Bu durumda ana muhalefet partisinin oyunun artması lazım.
CHP'nin oyu ise yüzde 23-24'lerde... Yani son seçimdeki oyuyla neredeyse aynı...
Diyeceksiniz ki:
"CHP, büyükşehirleri aldı!"
Evet, HDP ve İYİ Parti desteğiyle aldı!
Ama hala kendi oyunda bir yükselme yok.
Bu gerçekten üzerinde ciddi bir biçimde durulması gereken bir konu...
Ülkede bu kadar sıkıntı varken, muhalefet hala umut olamamışsa, ülkede ya sorun yok ya da muhalefet yok!

Babası yaşında biri...
Kadının biri, küçükken başımızdan bir şey geçmiş olabileceğinden şüpheleniyor!

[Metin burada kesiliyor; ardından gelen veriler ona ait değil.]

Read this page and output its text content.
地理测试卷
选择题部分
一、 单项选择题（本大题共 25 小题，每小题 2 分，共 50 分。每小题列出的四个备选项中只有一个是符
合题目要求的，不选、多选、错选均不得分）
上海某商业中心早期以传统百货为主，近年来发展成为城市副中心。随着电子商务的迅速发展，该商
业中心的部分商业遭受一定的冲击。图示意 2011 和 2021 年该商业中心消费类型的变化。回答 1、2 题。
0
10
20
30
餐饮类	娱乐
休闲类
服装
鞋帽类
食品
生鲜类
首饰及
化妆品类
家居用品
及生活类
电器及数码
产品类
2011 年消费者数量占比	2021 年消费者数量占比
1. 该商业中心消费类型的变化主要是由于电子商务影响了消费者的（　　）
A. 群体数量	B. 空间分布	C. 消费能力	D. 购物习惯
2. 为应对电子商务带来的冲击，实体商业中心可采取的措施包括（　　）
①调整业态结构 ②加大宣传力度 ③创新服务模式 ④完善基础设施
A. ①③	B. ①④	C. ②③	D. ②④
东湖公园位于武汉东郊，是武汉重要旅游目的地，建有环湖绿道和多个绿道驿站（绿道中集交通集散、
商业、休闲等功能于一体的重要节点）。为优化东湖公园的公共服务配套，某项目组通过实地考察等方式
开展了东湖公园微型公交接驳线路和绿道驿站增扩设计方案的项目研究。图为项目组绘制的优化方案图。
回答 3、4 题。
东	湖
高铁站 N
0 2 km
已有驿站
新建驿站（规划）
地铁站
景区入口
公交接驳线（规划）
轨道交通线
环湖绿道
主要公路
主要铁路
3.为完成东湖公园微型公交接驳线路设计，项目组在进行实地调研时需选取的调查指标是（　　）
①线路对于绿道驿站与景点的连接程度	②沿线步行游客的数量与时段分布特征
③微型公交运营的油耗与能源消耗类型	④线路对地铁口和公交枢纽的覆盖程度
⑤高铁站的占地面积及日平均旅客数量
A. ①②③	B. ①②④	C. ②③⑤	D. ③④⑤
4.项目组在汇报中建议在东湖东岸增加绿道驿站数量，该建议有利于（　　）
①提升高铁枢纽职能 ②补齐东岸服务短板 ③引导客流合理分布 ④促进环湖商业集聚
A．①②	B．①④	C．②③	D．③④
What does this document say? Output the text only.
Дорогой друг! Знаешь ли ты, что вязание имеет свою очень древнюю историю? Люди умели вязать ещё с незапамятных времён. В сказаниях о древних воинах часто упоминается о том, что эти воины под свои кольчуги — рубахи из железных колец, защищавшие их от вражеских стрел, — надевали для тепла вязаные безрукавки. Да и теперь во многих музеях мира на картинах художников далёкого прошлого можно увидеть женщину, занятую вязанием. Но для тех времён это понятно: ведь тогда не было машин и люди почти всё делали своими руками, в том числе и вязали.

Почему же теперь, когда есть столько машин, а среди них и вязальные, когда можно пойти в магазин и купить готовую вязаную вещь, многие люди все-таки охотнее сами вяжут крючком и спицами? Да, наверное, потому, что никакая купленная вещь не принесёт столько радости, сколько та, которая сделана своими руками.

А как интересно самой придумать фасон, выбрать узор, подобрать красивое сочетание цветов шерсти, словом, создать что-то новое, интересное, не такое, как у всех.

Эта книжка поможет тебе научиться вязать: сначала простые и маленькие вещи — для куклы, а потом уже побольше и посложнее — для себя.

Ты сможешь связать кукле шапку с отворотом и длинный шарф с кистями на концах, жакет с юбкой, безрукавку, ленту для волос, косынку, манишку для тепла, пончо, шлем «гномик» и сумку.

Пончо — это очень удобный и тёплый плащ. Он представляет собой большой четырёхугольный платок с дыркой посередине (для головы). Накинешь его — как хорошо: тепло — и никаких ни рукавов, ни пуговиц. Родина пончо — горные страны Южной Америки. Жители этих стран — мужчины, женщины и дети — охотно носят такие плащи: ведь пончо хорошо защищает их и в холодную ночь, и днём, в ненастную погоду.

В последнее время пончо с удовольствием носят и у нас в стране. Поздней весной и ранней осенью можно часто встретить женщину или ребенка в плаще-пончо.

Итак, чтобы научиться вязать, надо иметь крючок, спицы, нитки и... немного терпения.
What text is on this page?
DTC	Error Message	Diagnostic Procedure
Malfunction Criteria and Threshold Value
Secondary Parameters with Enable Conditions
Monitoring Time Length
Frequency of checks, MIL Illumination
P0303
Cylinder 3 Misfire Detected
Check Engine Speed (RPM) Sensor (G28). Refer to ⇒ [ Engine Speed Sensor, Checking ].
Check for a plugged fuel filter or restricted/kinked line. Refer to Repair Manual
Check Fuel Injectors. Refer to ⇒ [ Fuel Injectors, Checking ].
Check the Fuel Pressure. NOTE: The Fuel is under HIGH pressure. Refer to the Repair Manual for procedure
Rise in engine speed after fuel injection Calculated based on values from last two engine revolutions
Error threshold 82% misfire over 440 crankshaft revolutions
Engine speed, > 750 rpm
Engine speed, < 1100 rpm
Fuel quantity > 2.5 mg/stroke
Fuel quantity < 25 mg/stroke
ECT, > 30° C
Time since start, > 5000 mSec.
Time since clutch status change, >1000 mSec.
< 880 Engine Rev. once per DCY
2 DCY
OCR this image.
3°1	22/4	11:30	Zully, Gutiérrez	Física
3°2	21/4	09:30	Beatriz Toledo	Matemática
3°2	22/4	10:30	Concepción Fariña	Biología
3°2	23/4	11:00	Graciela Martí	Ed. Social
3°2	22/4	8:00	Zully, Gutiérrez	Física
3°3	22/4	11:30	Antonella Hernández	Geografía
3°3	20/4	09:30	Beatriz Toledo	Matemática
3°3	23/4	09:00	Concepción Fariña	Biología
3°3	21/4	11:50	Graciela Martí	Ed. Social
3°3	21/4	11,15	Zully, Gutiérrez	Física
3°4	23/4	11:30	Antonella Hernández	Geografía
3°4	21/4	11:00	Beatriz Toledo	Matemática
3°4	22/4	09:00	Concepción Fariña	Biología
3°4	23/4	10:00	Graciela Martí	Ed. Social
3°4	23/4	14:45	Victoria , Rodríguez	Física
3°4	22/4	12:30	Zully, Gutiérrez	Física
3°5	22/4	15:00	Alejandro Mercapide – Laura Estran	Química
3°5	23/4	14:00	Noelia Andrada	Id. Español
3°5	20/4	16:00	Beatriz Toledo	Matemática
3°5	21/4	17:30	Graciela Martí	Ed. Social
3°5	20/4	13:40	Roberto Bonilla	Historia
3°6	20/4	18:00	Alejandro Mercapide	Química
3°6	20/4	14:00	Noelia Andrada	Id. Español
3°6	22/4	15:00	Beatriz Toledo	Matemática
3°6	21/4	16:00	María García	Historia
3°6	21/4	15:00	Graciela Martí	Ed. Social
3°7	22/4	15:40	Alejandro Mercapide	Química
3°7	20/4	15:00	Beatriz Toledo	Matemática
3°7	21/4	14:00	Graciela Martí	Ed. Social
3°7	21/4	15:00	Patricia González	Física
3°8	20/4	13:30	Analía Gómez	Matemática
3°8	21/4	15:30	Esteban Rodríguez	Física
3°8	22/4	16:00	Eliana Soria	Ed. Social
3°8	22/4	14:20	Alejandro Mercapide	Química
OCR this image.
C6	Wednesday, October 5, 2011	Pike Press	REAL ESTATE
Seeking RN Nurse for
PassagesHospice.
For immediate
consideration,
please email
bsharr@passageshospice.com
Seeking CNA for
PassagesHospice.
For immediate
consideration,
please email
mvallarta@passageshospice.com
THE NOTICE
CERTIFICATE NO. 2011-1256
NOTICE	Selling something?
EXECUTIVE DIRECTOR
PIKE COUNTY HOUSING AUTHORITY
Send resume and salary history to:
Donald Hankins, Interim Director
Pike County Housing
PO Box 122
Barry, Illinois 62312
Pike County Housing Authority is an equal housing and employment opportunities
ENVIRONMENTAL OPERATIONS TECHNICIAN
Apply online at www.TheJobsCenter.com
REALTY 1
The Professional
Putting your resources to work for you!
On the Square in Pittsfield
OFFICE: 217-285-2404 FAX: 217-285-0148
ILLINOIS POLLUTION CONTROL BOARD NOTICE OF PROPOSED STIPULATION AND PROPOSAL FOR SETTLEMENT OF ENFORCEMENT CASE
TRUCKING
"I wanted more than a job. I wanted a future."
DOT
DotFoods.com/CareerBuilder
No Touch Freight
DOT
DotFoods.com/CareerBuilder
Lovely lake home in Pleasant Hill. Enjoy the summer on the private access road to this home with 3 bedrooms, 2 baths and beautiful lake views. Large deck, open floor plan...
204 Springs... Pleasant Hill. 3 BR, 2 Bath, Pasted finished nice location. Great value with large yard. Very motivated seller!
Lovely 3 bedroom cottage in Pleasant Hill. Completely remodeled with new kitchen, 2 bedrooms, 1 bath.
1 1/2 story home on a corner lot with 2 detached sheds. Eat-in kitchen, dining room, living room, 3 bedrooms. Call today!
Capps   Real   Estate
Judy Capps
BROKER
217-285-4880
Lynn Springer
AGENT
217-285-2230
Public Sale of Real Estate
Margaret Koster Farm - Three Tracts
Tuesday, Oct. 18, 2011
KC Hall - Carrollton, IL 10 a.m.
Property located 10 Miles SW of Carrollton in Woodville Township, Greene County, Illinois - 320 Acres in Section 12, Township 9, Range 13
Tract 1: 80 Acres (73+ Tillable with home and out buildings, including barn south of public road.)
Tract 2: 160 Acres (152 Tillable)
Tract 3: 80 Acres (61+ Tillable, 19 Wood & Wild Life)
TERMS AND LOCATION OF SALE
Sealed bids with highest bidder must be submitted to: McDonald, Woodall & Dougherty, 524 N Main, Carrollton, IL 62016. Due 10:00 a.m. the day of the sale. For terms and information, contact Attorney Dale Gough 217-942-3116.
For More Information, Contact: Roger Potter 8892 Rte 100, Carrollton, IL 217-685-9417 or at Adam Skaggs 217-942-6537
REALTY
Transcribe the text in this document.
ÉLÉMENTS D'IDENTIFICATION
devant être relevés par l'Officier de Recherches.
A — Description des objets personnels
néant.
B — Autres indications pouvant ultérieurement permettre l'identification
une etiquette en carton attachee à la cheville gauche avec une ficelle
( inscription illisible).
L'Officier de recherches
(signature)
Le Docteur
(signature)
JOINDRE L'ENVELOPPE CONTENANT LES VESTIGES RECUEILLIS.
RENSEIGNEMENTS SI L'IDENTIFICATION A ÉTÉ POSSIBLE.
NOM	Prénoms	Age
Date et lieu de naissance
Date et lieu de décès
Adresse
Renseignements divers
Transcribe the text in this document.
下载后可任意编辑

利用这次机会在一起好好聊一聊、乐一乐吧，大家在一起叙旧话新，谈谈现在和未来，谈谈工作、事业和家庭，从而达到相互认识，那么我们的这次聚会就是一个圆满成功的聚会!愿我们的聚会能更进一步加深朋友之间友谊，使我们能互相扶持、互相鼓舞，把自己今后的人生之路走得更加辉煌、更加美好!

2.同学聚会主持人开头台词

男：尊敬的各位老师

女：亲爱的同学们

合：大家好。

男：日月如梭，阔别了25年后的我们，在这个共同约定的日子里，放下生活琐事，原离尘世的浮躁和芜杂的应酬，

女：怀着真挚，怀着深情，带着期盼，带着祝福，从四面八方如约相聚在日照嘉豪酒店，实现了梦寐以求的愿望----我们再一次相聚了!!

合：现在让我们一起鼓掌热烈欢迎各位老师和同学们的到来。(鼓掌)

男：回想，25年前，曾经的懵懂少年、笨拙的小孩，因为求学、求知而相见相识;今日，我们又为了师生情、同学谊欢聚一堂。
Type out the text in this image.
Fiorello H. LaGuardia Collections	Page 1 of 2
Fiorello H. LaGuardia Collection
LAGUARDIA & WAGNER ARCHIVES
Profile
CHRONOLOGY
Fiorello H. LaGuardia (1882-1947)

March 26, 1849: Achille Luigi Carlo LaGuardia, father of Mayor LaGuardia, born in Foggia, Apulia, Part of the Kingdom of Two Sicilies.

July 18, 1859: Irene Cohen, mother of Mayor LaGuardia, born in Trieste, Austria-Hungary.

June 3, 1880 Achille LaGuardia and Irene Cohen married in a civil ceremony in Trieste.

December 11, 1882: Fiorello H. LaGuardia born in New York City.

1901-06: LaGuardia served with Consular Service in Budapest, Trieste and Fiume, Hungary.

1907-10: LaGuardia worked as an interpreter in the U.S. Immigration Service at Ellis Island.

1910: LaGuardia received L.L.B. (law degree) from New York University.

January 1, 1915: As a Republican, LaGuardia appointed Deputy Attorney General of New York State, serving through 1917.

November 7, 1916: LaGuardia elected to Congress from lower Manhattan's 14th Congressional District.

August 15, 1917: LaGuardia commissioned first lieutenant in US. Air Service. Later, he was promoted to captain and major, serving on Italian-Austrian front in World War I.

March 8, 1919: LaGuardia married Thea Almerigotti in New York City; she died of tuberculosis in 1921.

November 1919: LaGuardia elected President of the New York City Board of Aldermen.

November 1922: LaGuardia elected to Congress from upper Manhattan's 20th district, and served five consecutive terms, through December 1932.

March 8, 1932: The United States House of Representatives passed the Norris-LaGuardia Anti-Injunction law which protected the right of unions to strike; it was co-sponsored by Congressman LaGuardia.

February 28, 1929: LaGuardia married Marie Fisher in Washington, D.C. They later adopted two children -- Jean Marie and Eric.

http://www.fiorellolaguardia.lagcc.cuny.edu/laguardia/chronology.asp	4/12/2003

Ama bizim başımızdan bir şey geçtiğinden şüphelenen kişinin başından çok şey geçtiğini biliyorum.
Daha 20 yaşında bile değildi! Kendisini Huzur Kırtasiye'nin son katında evli ve üç çocuk babası, babası yaşında bir adamla yakalamıştım!
İki de tanığım vardı yanımda! M.C ve R.Y.
"Düzgün bir insan olacaksan işine dön! Yok 'ben böyle biri olacağım' diyorsan yolun açık olsun" demiştim. (Böyle birinden kastım, bu kadar kibar değildi)
O yolunu seçti! O yol, onu buralara getirdi!
Hayatta bekar bir sevgilisi olmamış kişi, başımıza kesilmiş ahlak bekçisi!

Ruh sağlığı...
Kozlu'da Celal Murat Birinci, meclis üyesi seçildiği günden itibaren bir savaşın içine girdi.
Savaşın dozunu o kadar yükseltti ki, zeka kırıntısı olan biri, işlerin bu noktaya gelebileceğini görürdü.
Ben gördüm. Çünkü Celal Murat Birinci'nin davranışları, çıkışları, konuşmaları sağlıklı bir ruh halini yansıtmıyordu. Bugün onun haberlerini yapıp bize sallamasını sağlayanların da ruh sağlıklarının iyi olduğundan emin değilim! Bizim aleyhimize haber yapabilmek için Celal Murat Birinci'yi konuşturuyorlar! Bizim için önemli mi? Tabi ki değil!